I start laughing and lose my balance. The Chopper and I fall to the ground. I instinctively do a spin move so she doesn’t crush me, and I land on her instead. (Who says chivalry is dead?) Poor Chopper was looking for love when she came up those stairs tonight, but she found me instead.

I manage to get her back up on my shoulders again, but I smash my head into the rake in the process, knocking my new skullcap off and slashing one of the cuts on my head open. Now I’m bleeding too, dang it! I’ll have to come back for the hat, because I’ll never be able to do another set of Chopper squats.

I stumble across the yard. What seemed like a few steps when we came out here now feels like a mile with a drillteamer on my back. I thought I’d be out of breath about now, but I never dreamed it would come from this activity. I can feel the hot trickle of sweat pouring down my face. But when I catch my reflection in the sliding-glass door, I can see it’s a stream of warm blood running from the top of my bald head, down my forehead and nose, then dripping off my lips. I look like Frankenstein’s evil helper, Igor, carrying a virgin back to his cave. Well, Chopper’s no virgin, and I never thought I was evil until I tap on the glass with my foot and yell, “Open up!”

Bitchy Nicky opens the door and lets out a bloodcurdling scream: “EEEEEEE!”

I stagger past her and into the house. Now, I’m positive I didn’t see a record player spinning earlier, but I swear I just heard one scratch to silence when I cross the threshold. Choppy and I must really look a sight, because no one’s talking. I try to set her down gently. But I’m so worn out, I just drop her to the kitchen tile with a thud. Everyone gasps.

“Oh come on, she isn’t exactly light!” I protest.

And sure enough, the damn earring releases its death grip on the T-shirt, and her blood-soaked face pops out for all to see. Everybody screams.

“Oh my God! What did you do to her?” Nicky yells.

“Uhhh, she . . . fell? Into the door. Out in the shed,” I say innocently. I’m sure I don’t look super innocent with all the blood rolling down my face.

“She fell? She fell?! That’s what they all say, isn’t it?” Nicky scowls.

“Who? Who’s ‘they,’ Nicky? She rammed into the metal door with her shirt over her head, that’s it!” I exclaim.

“Why would she do that?” Nicky pesters. “And why did you shave your head; you look terrible!”
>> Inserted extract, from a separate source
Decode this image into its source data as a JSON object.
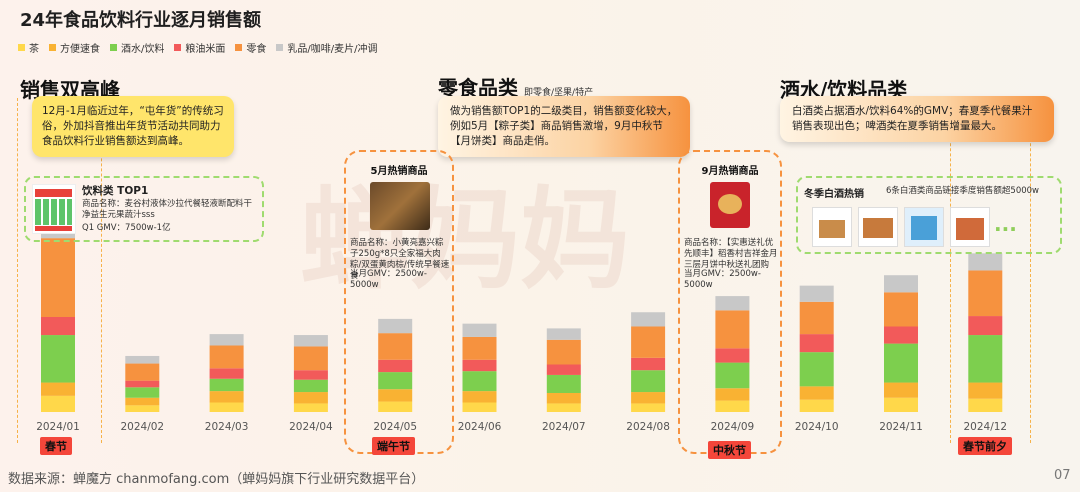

“I’m swimming in the state cha—”

Bag jumps into the conversation with, “What were you doin’ in the shed with Chopper, Carter?”

“Not now!” I bark.

There will be an open season of endless burns coming my way as a result of this stunt. But now is not the place, and it isn’t even close to the time.
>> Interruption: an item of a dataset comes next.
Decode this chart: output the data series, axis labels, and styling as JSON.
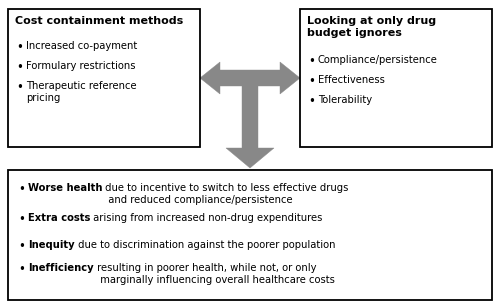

“Oh, Carter!” Nicky seethes. “I just thought you were a jerk, but you’re evil, you know that? You’re a dangerous menace. And I’m going to see to it that you go to jail!”
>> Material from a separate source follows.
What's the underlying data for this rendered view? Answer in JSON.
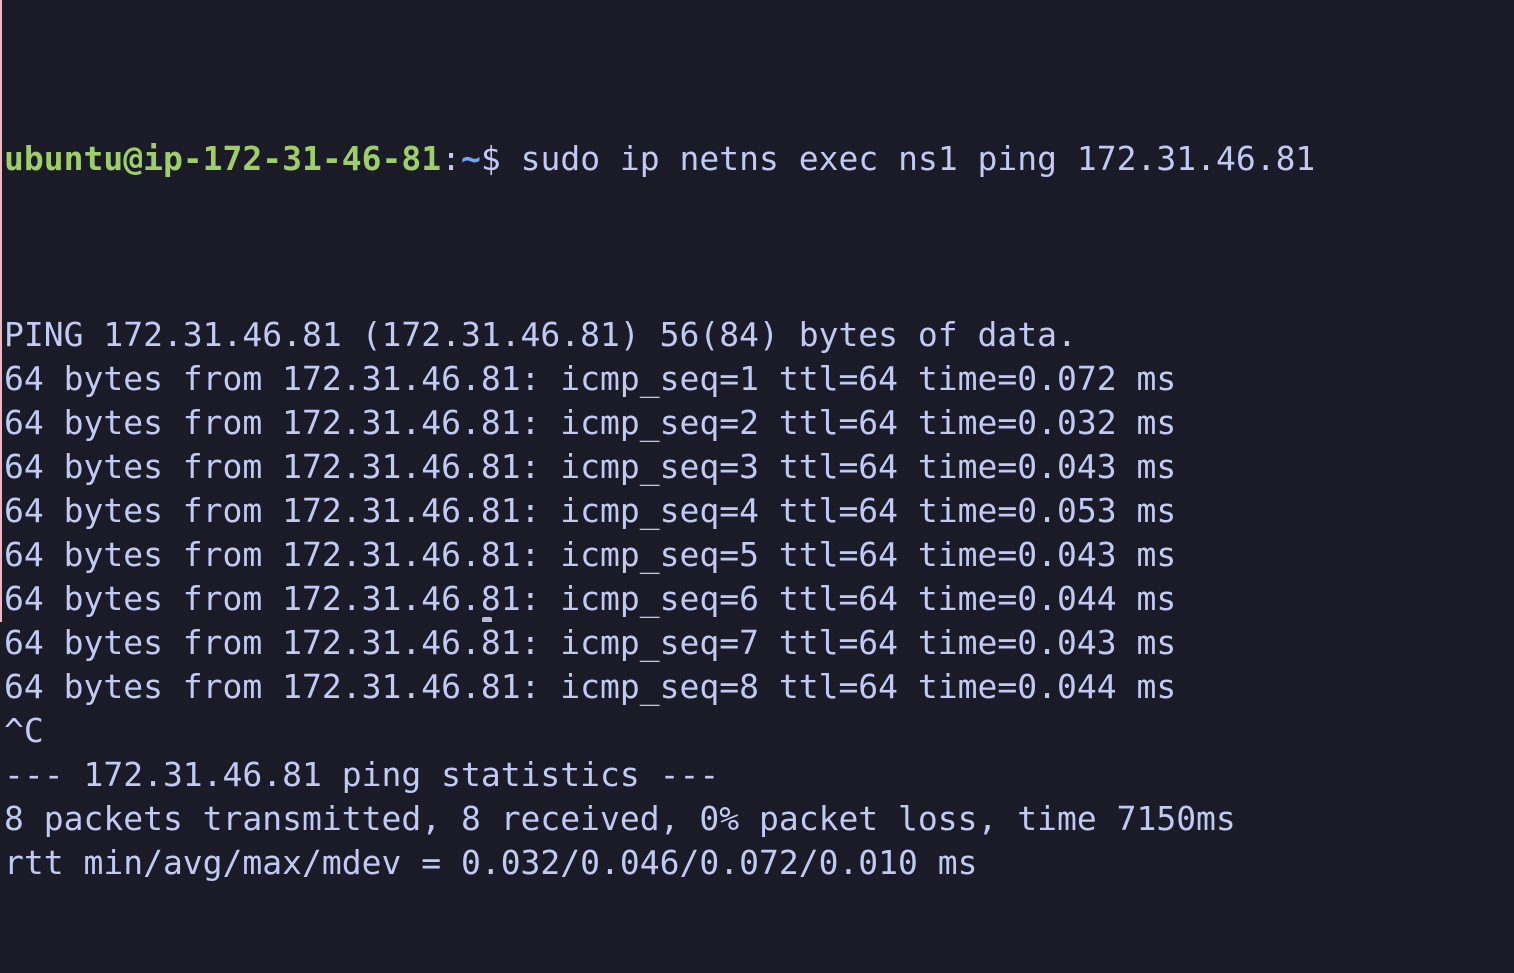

Now, I have no doubt that Nicky is going to be an awesome lawyer or judge someday, but she’s only fifteen years old—she has no real authority at a drill team party. She can’t send me to jail. I don’t think. I mean, what would be the charge? Most terrible lover, ever? If that’s a crime, then I’m going down, but I don’t think it is. A couple of drill team chicks pull the Chopper’s shirt back down and are cleaning up her face. I grab a few paper towels for my bleeding head and apply pressure. I’m on my own at this point.

The Chopper finally stirs, and she’s calmer than the last time she was awake, but she’s still mad.

“What the hell? How the . . . ? What did you do to me, Carver?” she yells.

Nicky jumps in to cross-examine. “Yes, what did he do to you?”

“What’s it to you, bitch?” the Chopper asks.

“Thank you! You ran into the door and I carried you inside. That’s it!” I tell her.

“Why is your head bleeding?”

“I cut it yesterday and it just got reopened. I’m swimming in the state cham—”

“You carried me into the house?” the Chopper asks, kind of touched.

“Yeah,” I say. “No big deal; you’re not heavy.”

She smiles. (Now, that’s a gentleman.)

The mood of the room seems to have lifted, so I say, “Hormone, can you take me home? I gotta go to bed.”